Изменить стиль страницы

— Через пару дней — сказала Светлана Леонидовна. — твои синяки начнут светлеть. Только если будешь несколько раз в день их втирать мазью.

Потом она заглянула в мой пустой холодильник на кухне и покачала головой. Таинственно произнесла:

— Ну, ладно, что-нибудь придумаем…

И на этом также быстро, как и пришла, исчезла.

А вечером, после того, как я решился второй раз мазать волшебной мазью свои синяки, пришли Олег с Профессором. Оба были на удивление спокойны и деятельны. Меня ни о чём не спрашивали, сразу попёрлись на кухню и начали что-то мудрить. Я их тоже ни о чём не стал спрашивать.
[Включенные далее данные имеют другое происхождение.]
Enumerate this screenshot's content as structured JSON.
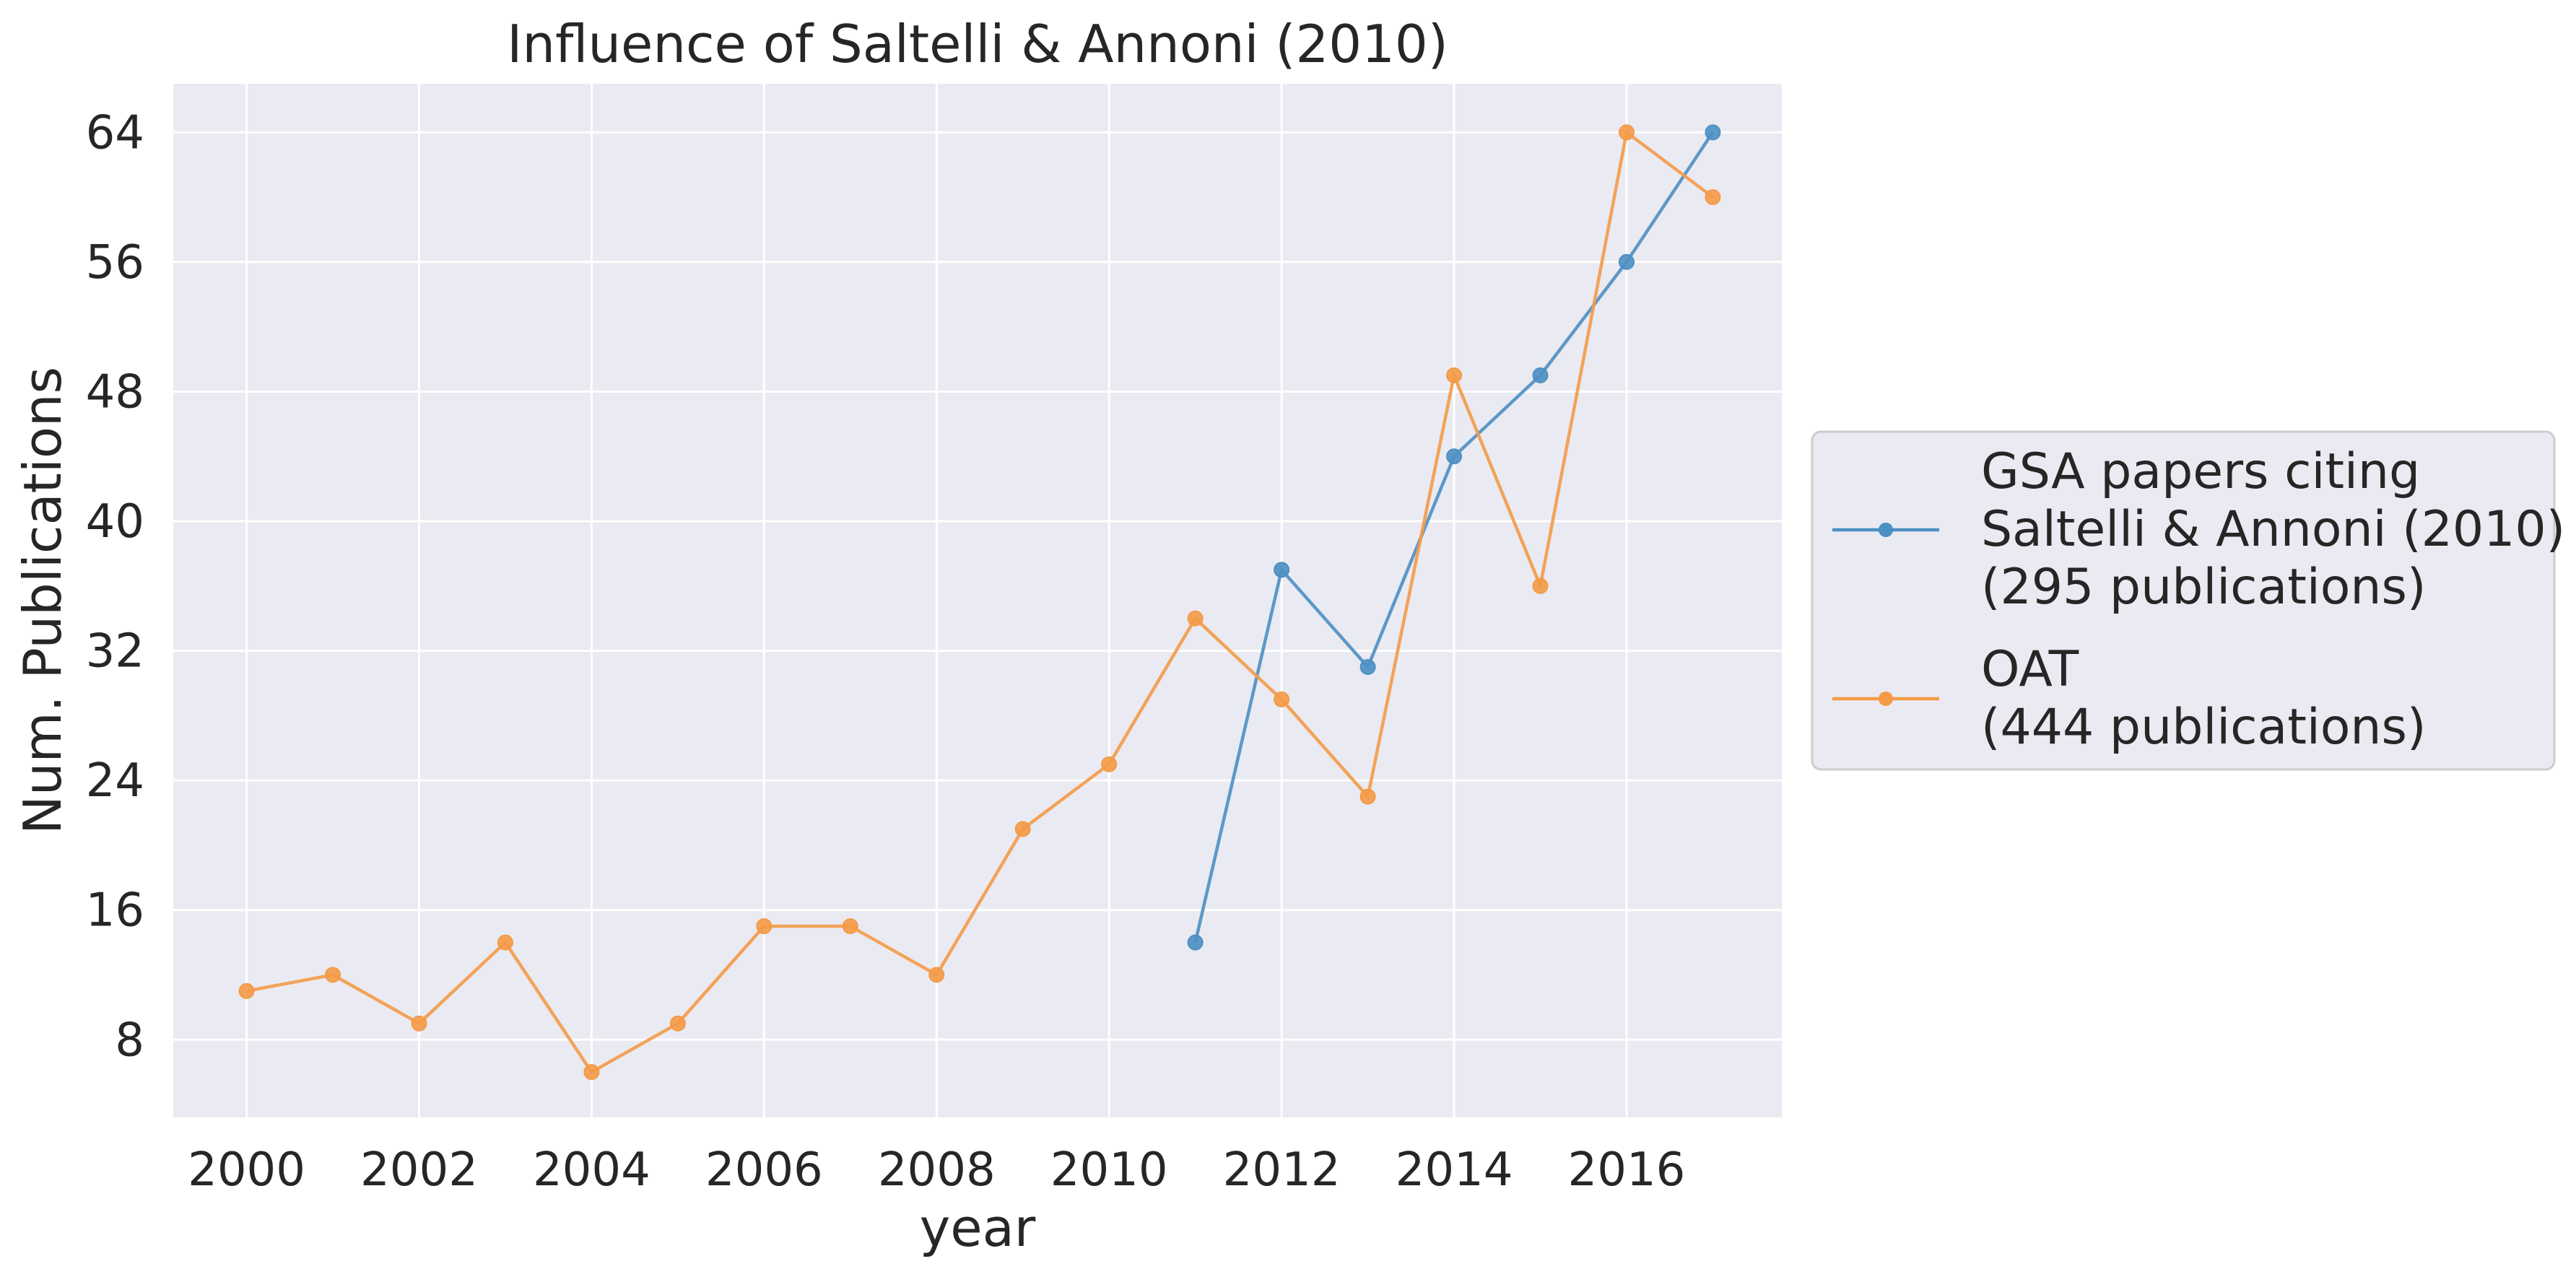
{
  "chart_data": {
    "type": "line",
    "title": "Influence of Saltelli & Annoni (2010)",
    "xlabel": "year",
    "ylabel": "Num. Publications",
    "xlim": [
      1999.15,
      2017.8
    ],
    "ylim": [
      3.2,
      67
    ],
    "xticks": [
      2000,
      2002,
      2004,
      2006,
      2008,
      2010,
      2012,
      2014,
      2016
    ],
    "yticks": [
      8,
      16,
      24,
      32,
      40,
      48,
      56,
      64
    ],
    "grid": true,
    "legend_position": "outside-right",
    "series": [
      {
        "name": "GSA papers citing\nSaltelli & Annoni (2010)\n(295 publications)",
        "color": "#4c8fc2",
        "x": [
          2011,
          2012,
          2013,
          2014,
          2015,
          2016,
          2017
        ],
        "values": [
          14,
          37,
          31,
          44,
          49,
          56,
          64
        ]
      },
      {
        "name": "OAT\n(444 publications)",
        "color": "#f49a47",
        "x": [
          2000,
          2001,
          2002,
          2003,
          2004,
          2005,
          2006,
          2007,
          2008,
          2009,
          2010,
          2011,
          2012,
          2013,
          2014,
          2015,
          2016,
          2017
        ],
        "values": [
          11,
          12,
          9,
          14,
          6,
          9,
          15,
          15,
          12,
          21,
          25,
          34,
          29,
          23,
          49,
          36,
          64,
          60
        ]
      }
    ]
  },
  "colors": {
    "plot_background": "#eaeaf2",
    "grid": "#ffffff",
    "legend_background": "#eaeaf2",
    "legend_border": "#cccccc"
  }
}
Просто стоял и смотрел, что они затеяли на моей кухне.

Олег стал освобождать большой пакет, который он принёс с собой, по-хозяйски раскладывая это всё на столе и в холодильнике. А фокусник Димка взялся готовить что-то из принесённого. И через двадцать минут шикарный стол на троих был накрыт.

Когда мы сели за стол, я поинтересовался, как их акция оказалась связанной с дневным визитом Светланы Леонидовны.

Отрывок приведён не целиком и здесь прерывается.